Literally. You see, Krouse, 69, may be the world's only lobster serenader. A professional musician before he joined a fishier trade—the restaurant business—Krouse had been storing his electric piano in the wholesale warehouse of Century Seafood Inc., where he's head of customer relations. While he was tickling the ivories during a lunch break last November, a coworker noticed that the lobsters had moved to the front of the tanks, apparently drawn by the music. "They pipe music in for beef cattle and dairy cows," says Krouse. "I thought, 'Why not for lobsters?' If a lobster is happy going into the pot, it'll be happy coming out of the pot."

So he began gigging expressly for the merchandise. "In the morning I do upbeat numbers like By the Beautiful Sea or Over the Waves. At lunchtime I give them Gershwin and Rodgers and Hart. In the afternoon I play nostalgic songs like Ebb Tide and Debussy's La Mer. The timing's important."

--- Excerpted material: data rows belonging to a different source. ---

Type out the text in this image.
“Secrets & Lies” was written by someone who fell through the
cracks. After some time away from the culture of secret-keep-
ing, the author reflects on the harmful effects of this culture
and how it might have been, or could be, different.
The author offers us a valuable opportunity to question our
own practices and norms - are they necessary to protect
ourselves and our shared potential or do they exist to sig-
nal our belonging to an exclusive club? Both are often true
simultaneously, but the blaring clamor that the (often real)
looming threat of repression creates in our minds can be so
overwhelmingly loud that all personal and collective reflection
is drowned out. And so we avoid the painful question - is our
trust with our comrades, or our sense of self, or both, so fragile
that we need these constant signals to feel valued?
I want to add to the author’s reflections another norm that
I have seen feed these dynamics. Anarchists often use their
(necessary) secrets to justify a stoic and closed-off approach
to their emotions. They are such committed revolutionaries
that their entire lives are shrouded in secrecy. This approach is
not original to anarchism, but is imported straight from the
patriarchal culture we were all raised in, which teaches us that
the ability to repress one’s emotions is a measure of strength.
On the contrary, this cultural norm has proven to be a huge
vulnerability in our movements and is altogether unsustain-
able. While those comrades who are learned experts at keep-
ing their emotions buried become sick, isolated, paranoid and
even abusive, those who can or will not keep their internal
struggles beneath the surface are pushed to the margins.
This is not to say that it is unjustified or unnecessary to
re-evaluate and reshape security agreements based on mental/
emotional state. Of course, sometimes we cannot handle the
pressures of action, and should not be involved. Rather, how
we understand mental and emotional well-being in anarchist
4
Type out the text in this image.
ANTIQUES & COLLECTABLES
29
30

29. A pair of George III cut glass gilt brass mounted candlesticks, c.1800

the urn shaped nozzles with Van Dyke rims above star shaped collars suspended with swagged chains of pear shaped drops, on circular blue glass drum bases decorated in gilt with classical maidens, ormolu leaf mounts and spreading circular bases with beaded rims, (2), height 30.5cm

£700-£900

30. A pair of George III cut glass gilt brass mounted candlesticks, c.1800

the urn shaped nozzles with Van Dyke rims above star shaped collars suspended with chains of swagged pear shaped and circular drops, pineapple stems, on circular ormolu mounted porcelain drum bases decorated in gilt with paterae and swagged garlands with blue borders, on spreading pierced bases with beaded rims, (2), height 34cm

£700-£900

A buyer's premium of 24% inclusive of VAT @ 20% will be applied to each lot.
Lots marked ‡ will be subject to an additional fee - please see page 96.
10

While some scoff at Krouse's efforts, many Century customers believe the lobsters are noticeably tastier. "All living things are affected by sound waves," says Don Bralow, owner of Bralow's Fish and Seafood restaurant in Northeast Philly. "There's no reason to think lobsters would be an exception." In fact, Bralow is so pleased by the quality of the product, he's hoping Krouse will expand his repertoire. "We also sell a lot of fish here," he says. "I'm thinking of asking Morty if he'd play to the carp."